Feeding a Custom Gradient into LSTMs

You might find it helpful to read Understanding output of lstm and to play with a few toy examples.

You need to keep some of the “hidden state” of the LSTM, not of the “cell state”, right?
Now, if you use nn.LSTM and you feed it input of shape (timesteps, batches, features) then I get output of shape (timesteps, batches, features). The earlier timesteps of the hidden state are not discarded.

Use the batch_first=True option if you need input and output of shape (batches, timesteps, features).

So something like the following should be simpler than your code.
First some checks…

  • input_lstm is of shape (timesteps, features) right?
def train(input_lstm):
    """this function trains the LSTM for exactly clip_length frames, once"""
    hidden = None # nn.LSTM initialises the hidden state if you pass in None
    optimizer.zero_grad()
    
    # now, iterate over a clip
    input_lstm = input_lstm.unsqueeze(1) # add a batch dimension with size 1
    output, hidden = lstm(input_lstm, hidden)
    mu  = output[:,0,-num_coords:] # select [all timesteps, sample 0, the last num_coords features]
    mu_list_for_later = torch.unbind(mu.data) # split the tensor into a list along the time dimension (dim=0)

    grad = function_of_the_intermediate_hidden_states(mu_list_for_later)
    
    print('gradient: ',grad) 
    grad = Variable(grad)
    mu.backward(grad)

    print('grad sum is')
    print(np.sum(f.grad.cpu().data.numpy()))
    optimizer.step()

lstm = nn.LSTM(4096 + num_coords, hidden_size)

optimizer = optim.Adam(list(lstm.parameters()), lr = lr)

if __name__ == '__main__': 
    for u in range(args.epochs):
        for i, video in tqdm(enumerate(dataloader)):
            for j in range(clips_per_video):                
                input_lstm = build_feature_vector_using_a_CNN()
                train(input_lstm) # do this for many different feature vectors

That won’t solve the problem of the vanishing gradients, but I have an idea for that too.
On thing that seems weird to me is that you are backpropagating from only part of the output of the LSTM, in which case many of the parameters of the LSTM won’t get gradients at all, and others may be over/under-used.

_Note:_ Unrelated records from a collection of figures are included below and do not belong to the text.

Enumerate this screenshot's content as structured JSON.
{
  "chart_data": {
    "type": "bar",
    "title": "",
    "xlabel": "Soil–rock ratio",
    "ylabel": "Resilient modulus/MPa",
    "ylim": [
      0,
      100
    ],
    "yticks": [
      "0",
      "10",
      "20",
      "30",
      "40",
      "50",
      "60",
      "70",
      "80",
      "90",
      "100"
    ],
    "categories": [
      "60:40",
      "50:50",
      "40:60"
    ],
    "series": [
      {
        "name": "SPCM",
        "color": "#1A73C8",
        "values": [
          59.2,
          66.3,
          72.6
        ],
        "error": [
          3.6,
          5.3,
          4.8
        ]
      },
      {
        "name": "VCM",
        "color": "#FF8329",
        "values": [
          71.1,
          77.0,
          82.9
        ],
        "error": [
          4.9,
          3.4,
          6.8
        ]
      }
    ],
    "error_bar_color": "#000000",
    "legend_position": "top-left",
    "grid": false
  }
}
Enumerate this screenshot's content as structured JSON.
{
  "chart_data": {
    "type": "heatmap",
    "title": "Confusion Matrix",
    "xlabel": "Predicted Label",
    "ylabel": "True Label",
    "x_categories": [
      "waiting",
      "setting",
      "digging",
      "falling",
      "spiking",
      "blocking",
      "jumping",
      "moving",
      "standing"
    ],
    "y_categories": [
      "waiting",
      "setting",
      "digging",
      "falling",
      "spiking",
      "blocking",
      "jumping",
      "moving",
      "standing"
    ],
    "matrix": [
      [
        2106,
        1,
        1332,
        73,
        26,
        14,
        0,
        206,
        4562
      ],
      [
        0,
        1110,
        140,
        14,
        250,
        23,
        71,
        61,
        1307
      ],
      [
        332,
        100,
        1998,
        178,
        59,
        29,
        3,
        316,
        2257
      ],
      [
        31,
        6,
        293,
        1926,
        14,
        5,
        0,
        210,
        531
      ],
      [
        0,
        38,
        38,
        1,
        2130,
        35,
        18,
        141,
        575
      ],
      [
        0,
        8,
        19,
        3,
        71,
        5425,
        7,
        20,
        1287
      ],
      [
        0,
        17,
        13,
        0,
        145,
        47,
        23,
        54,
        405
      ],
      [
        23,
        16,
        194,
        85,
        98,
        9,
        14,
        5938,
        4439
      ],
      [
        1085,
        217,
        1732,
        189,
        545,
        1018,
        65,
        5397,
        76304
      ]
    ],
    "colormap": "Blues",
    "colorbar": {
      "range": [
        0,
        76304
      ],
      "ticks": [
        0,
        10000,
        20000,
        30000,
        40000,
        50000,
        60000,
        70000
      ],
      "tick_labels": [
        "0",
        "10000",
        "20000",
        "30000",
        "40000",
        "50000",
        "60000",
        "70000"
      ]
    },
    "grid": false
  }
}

Might I suggest running the output of the LSTM through a linear layer in order to squeeze hidden_size features into num_coords features. Something like this…

linear = nn.Linear(hidden_size, num_coords)
num_coords_output = linear(lstm_output)

if you give it input of shape (whatever, dimensions, you, like, hidden_size), then it will give you output of shape (whatever, dimensions, you, like, num_coords).

I hope this opens up more avenues of exploration.